The band has been together only five years, but Paternoster already is being hailed as one of the great female performers in rock; making her a role model whether she likes it or not.
“Growing up, I loved Courtney Love — which is horrible, I can't think of anything worse,” she says. “I didn't ever want to be a junkie but I thought she rocked. So it could be way worse. But I don't consider myself old enough to be a role model. Don't you have to be an adult?”
The group already has played two low-key shows in Richmond at Rumors boutique, and Dougherty says he's been trying to book a show at Gallery5 for years.
“We do the best to just find interesting, nontraditional venues where people are interested in art and not just drinking,” he says.
Journalists often mention Paternoster's diminutive size, that she's a lesbian, or that she often wears a red coat like George Harrison on the “Sgt. Pepper's Lonely Hearts Club Band” cover.
“Usually they ask me what it's like being a girl and I can't really say, because I've never been a boy,” she quips. She taught herself guitar by studying tablature online and listening to the likes of the Pixies, Bikini Kill and Radiohead. “They got me into chord structure … tone and effects,” she says. Paternoster also creates art for the band and is busy prepping a solo album, “Holy Hell,” under the moniker Noun, that will feature more low-key instrumentation. As mainstream media calls, she has no desire to become a fashion symbol, though.

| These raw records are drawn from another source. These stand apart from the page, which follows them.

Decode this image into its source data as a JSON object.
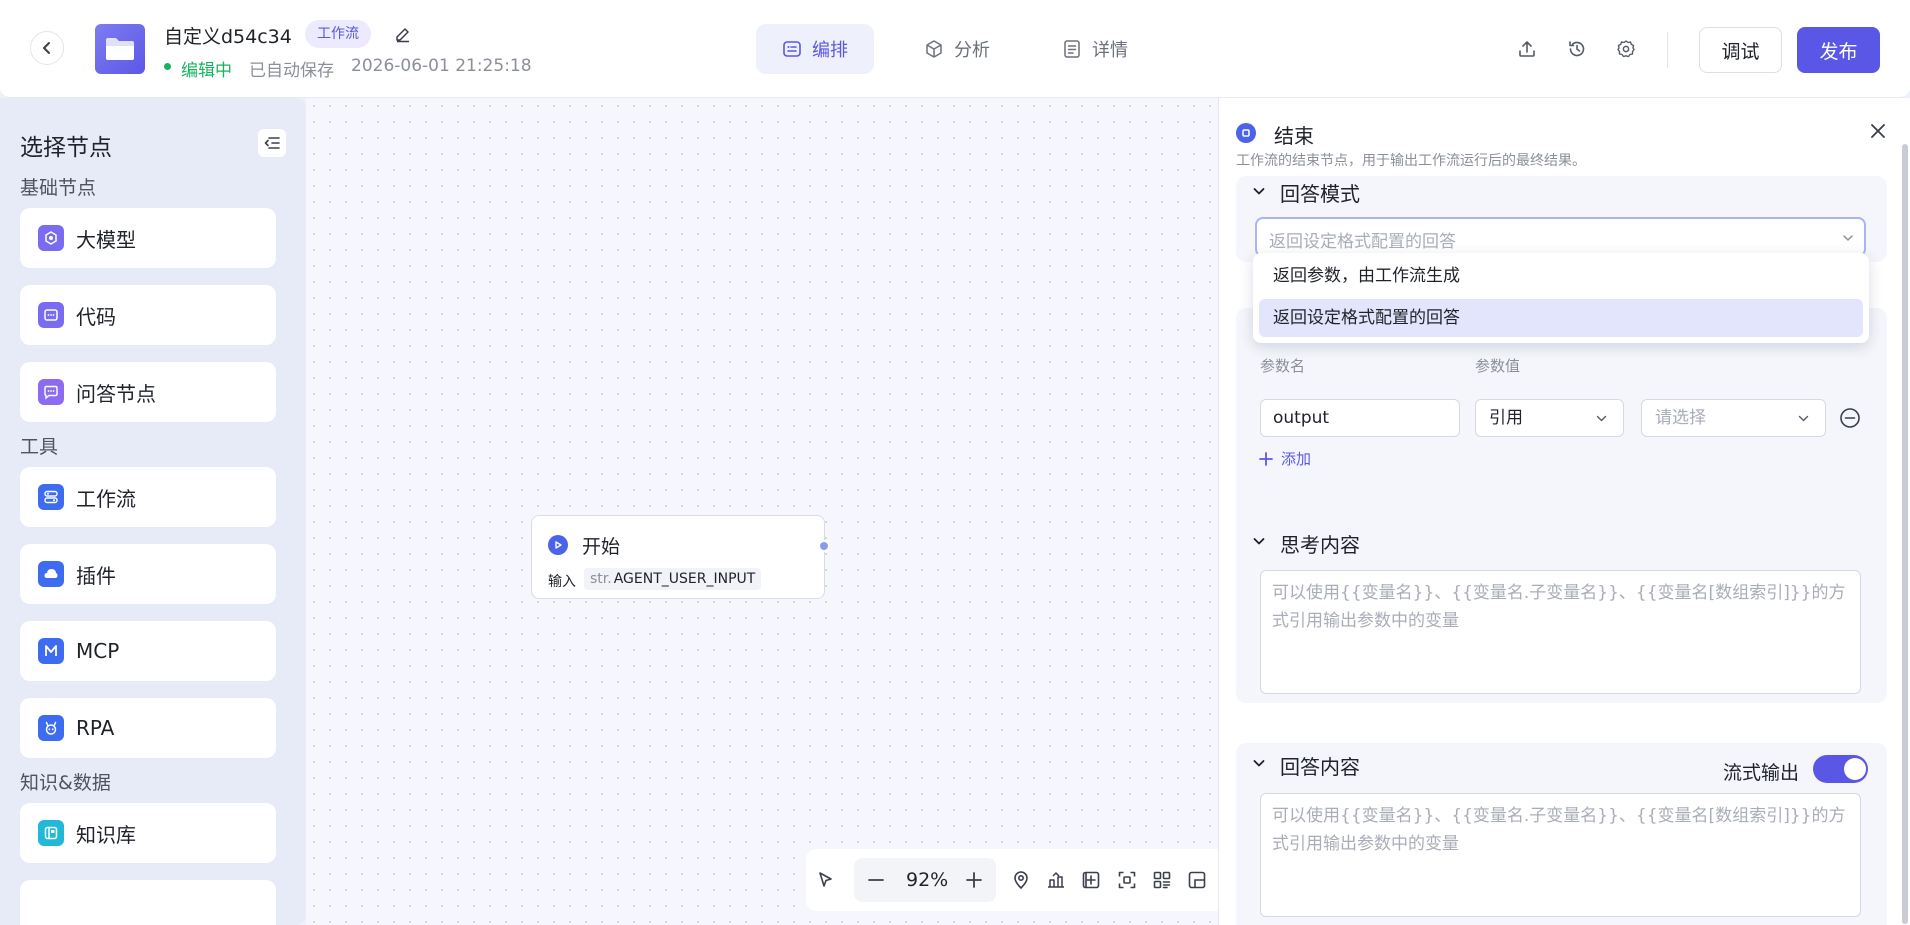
{
  "header": {
    "app_title": "自定义d54c34",
    "type_tag": "工作流",
    "status": "编辑中",
    "autosave": "已自动保存",
    "save_time": "2026-06-01 21:25:18",
    "tabs": [
      {
        "label": "编排",
        "icon": "layout-icon",
        "active": true
      },
      {
        "label": "分析",
        "icon": "cube-icon",
        "active": false
      },
      {
        "label": "详情",
        "icon": "document-icon",
        "active": false
      }
    ],
    "debug_label": "调试",
    "publish_label": "发布"
  },
  "sidebar": {
    "title": "选择节点",
    "sections": [
      {
        "label": "基础节点",
        "items": [
          {
            "label": "大模型",
            "icon": "llm-icon",
            "color": "#7a6cf0"
          },
          {
            "label": "代码",
            "icon": "code-icon",
            "color": "#7a6cf0"
          },
          {
            "label": "问答节点",
            "icon": "chat-icon",
            "color": "#8b6cf0"
          }
        ]
      },
      {
        "label": "工具",
        "items": [
          {
            "label": "工作流",
            "icon": "workflow-icon",
            "color": "#3d6cf0"
          },
          {
            "label": "插件",
            "icon": "plugin-icon",
            "color": "#3d6cf0"
          },
          {
            "label": "MCP",
            "icon": "mcp-icon",
            "color": "#3d6cf0"
          },
          {
            "label": "RPA",
            "icon": "rpa-icon",
            "color": "#3d6cf0"
          }
        ]
      },
      {
        "label": "知识&数据",
        "items": [
          {
            "label": "知识库",
            "icon": "knowledge-base-icon",
            "color": "#22b8d8"
          }
        ]
      }
    ]
  },
  "canvas": {
    "start_node": {
      "title": "开始",
      "input_label": "输入",
      "var_type": "str.",
      "var_name": "AGENT_USER_INPUT"
    },
    "zoom": "92%"
  },
  "panel": {
    "title": "结束",
    "description": "工作流的结束节点，用于输出工作流运行后的最终结果。",
    "answer_mode": {
      "title": "回答模式",
      "placeholder": "返回设定格式配置的回答",
      "options": [
        "返回参数，由工作流生成",
        "返回设定格式配置的回答"
      ],
      "selected_index": 1
    },
    "params": {
      "name_header": "参数名",
      "value_header": "参数值",
      "row": {
        "name": "output",
        "ref_type": "引用",
        "ref_placeholder": "请选择"
      },
      "add_label": "添加"
    },
    "thinking": {
      "title": "思考内容",
      "placeholder": "可以使用{{变量名}}、{{变量名.子变量名}}、{{变量名[数组索引]}}的方式引用输出参数中的变量"
    },
    "answer": {
      "title": "回答内容",
      "stream_label": "流式输出",
      "stream_enabled": true,
      "placeholder": "可以使用{{变量名}}、{{变量名.子变量名}}、{{变量名[数组索引]}}的方式引用输出参数中的变量"
    }
  },
  "colors": {
    "accent": "#5b57e6",
    "status_green": "#19b35f",
    "node_blue": "#4b63e8"
  }
}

“The entire point of wearing dresses is so I can look as filthy and stupid as possible,” she says. “God forbid people start to look for fashion advice. I'm not into that shit.”
Dougherty says the new album should sound “beefier,” with the analog use of an old 2-inch tape machine with more tracks, but neither band member cares to comment on the title. “Let's leave it a mystery for now, maybe something fun will happen with it,” Paternoster says. “If not, call me back later and I'll tell you.” S
Screaming Females perform with Two Funerals, the Sundials, and the Antlers at Gallery5 on Wednesday, April 7. Tickets are $5 and available at the door.